Housing downturn will be a larger-than-expected drag on economy: RBA deputy governor
17 OCTOBER 2019
Australia’s property downturn is not only hitting household consumption, it’s a big drag on economic growth and inflation, according to a senior Reserve Bank official.
It is likely to last for at least another year despite three interest rate cuts, RBA deputy governor Guy Debelle said in a speech on Tuesday.
However, an uptick in home prices in recent months, steady population growth and all-time-low interest rates were expected to revive housing construction by 2021, he added.

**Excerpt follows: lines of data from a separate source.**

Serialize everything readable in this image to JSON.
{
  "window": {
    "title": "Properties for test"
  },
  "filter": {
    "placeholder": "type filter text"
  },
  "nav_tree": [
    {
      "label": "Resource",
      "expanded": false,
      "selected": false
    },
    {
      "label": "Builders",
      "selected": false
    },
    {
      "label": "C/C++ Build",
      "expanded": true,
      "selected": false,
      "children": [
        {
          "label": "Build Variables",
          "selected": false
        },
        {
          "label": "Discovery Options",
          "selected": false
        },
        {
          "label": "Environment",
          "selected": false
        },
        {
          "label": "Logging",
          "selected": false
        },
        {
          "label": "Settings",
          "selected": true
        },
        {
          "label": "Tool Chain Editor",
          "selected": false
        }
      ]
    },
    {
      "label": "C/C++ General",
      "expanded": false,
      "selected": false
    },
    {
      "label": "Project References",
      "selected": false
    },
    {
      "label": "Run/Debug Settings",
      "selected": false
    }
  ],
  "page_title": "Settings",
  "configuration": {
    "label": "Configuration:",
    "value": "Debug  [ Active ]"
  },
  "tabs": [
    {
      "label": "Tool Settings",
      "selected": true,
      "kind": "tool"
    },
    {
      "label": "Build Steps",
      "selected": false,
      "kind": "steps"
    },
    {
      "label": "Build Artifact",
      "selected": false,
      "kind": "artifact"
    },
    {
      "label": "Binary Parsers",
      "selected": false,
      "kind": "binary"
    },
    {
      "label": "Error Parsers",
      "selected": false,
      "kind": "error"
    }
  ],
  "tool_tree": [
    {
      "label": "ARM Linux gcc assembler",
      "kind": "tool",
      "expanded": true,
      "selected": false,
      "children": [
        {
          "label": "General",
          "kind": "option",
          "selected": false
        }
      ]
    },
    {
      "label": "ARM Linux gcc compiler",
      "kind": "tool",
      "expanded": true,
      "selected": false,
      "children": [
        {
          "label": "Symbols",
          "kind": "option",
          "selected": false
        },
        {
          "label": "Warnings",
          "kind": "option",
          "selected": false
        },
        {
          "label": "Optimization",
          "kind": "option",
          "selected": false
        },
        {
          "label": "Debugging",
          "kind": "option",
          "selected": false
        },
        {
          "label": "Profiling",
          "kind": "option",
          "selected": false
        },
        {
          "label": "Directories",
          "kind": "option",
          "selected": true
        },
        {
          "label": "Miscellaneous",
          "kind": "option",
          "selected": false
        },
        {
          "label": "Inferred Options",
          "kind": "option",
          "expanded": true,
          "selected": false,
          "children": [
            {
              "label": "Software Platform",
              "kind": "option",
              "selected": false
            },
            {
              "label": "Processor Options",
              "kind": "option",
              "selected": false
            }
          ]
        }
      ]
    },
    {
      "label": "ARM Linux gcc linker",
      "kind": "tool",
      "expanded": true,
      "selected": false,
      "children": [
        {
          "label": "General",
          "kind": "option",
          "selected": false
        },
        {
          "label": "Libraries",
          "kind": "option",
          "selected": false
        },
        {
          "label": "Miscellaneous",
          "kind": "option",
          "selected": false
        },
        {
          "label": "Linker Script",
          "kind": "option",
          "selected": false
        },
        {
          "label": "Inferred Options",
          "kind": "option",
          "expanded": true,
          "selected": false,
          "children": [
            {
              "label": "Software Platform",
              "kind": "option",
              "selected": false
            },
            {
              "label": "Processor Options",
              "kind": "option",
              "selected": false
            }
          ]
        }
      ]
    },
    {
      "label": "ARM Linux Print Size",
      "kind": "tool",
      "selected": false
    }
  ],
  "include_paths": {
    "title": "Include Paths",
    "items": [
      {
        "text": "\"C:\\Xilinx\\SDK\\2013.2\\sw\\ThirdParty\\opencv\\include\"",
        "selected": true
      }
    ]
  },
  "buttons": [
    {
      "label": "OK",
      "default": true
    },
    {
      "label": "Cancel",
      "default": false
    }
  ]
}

Housing is a significant part of Australia’s $1.95 trillion economy, with residential construction accounting for about 2 per cent of total employment and 6 per cent of the country’s gross domestic product (GDP).
“Much of the downturn in construction activity is still ahead,” Dr Debelle said in his speech, titled Housing and the Economy.

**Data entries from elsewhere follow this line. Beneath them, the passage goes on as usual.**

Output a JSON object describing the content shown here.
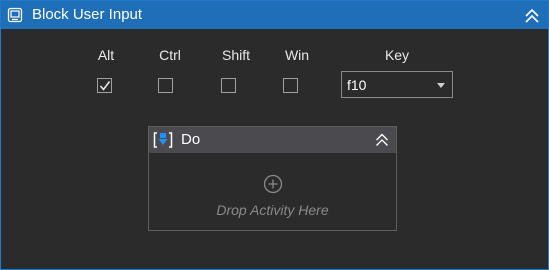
{
  "activity": {
    "title": "Block User Input",
    "modifiers": [
      {
        "label": "Alt",
        "checked": true
      },
      {
        "label": "Ctrl",
        "checked": false
      },
      {
        "label": "Shift",
        "checked": false
      },
      {
        "label": "Win",
        "checked": false
      }
    ],
    "key_label": "Key",
    "key_value": "f10"
  },
  "do_block": {
    "title": "Do",
    "drop_placeholder": "Drop Activity Here"
  },
  "colors": {
    "title_bar": "#1f6fb8",
    "background": "#2b2b2b",
    "do_header": "#4a4a4f",
    "accent_blue": "#1e90ff"
  }
}
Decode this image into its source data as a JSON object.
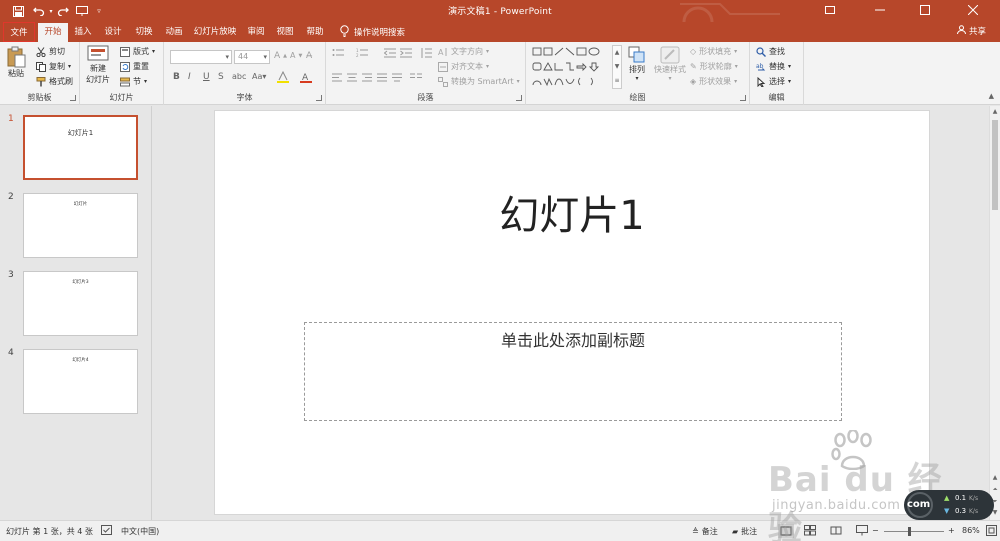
{
  "titlebar": {
    "document_title": "演示文稿1 - PowerPoint"
  },
  "tabs": [
    "文件",
    "开始",
    "插入",
    "设计",
    "切换",
    "动画",
    "幻灯片放映",
    "审阅",
    "视图",
    "帮助"
  ],
  "tell_me": "操作说明搜索",
  "share": "共享",
  "ribbon": {
    "clipboard": {
      "paste": "粘贴",
      "cut": "剪切",
      "copy": "复制",
      "format_painter": "格式刷",
      "label": "剪贴板"
    },
    "slides": {
      "new_slide_line1": "新建",
      "new_slide_line2": "幻灯片",
      "layout": "版式",
      "reset": "重置",
      "section": "节",
      "label": "幻灯片"
    },
    "font": {
      "size": "44",
      "bold": "B",
      "italic": "I",
      "underline": "U",
      "strikethrough": "S",
      "label": "字体"
    },
    "paragraph": {
      "text_direction": "文字方向",
      "align_text": "对齐文本",
      "smartart": "转换为 SmartArt",
      "label": "段落"
    },
    "drawing": {
      "arrange": "排列",
      "quick_styles": "快速样式",
      "shape_fill": "形状填充",
      "shape_outline": "形状轮廓",
      "shape_effects": "形状效果",
      "label": "绘图"
    },
    "editing": {
      "find": "查找",
      "replace": "替换",
      "select": "选择",
      "label": "编辑"
    }
  },
  "thumbnails": [
    {
      "number": "1",
      "title": "幻灯片1"
    },
    {
      "number": "2",
      "title": "幻灯片"
    },
    {
      "number": "3",
      "title": "幻灯片3"
    },
    {
      "number": "4",
      "title": "幻灯片4"
    }
  ],
  "slide": {
    "title": "幻灯片1",
    "subtitle_placeholder": "单击此处添加副标题"
  },
  "statusbar": {
    "slide_info": "幻灯片 第 1 张，共 4 张",
    "language": "中文(中国)",
    "notes": "备注",
    "comments": "批注",
    "zoom": "86%"
  },
  "overlay": {
    "watermark_brand": "Bai du 经验",
    "watermark_url": "jingyan.baidu.com",
    "net_up": "0.1",
    "net_down": "0.3",
    "net_unit": "K/s",
    "badge_text": "com"
  },
  "colors": {
    "accent": "#b7472a",
    "selection": "#c5502f"
  }
}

Home prices and construction activity in Australia peaked nearly two years ago with approvals to build new homes around 40 per cent lower than their late-2017 highs.
“We are forecasting a further 7 per cent decline in dwelling investment over the next year, and there is some risk the decline could be even larger,” he said.
“This will directly subtract around 1 percentage point from GDP growth from peak to trough.”
Housing also has an impact on consumption. The RBA’s standard estimate of the wealth effect is that a 10 per cent fall in housing prices leads to a 1.5 per cent fall in household consumption over time.
Dr Debelle also noted the recent downturn had a “larger-than-expected” spillover effect on inflation as rents and new dwelling purchases together account for about one-sixth of the consumer price index basket.
In addition, a decline in housing turnover has weighed on “ownership transfer costs” such as stamp duties and fees paid to real estate agents and lawyers.
These costs are down more than 20 per cent over the year to the March quarter, shaving around 0.5 percentage points of GDP.
“We had not fully taken account of this in our forecasts of GDP and it is part of the explanation of why GDP growth has turned out to be slower than we had expected,” Dr Debelle said.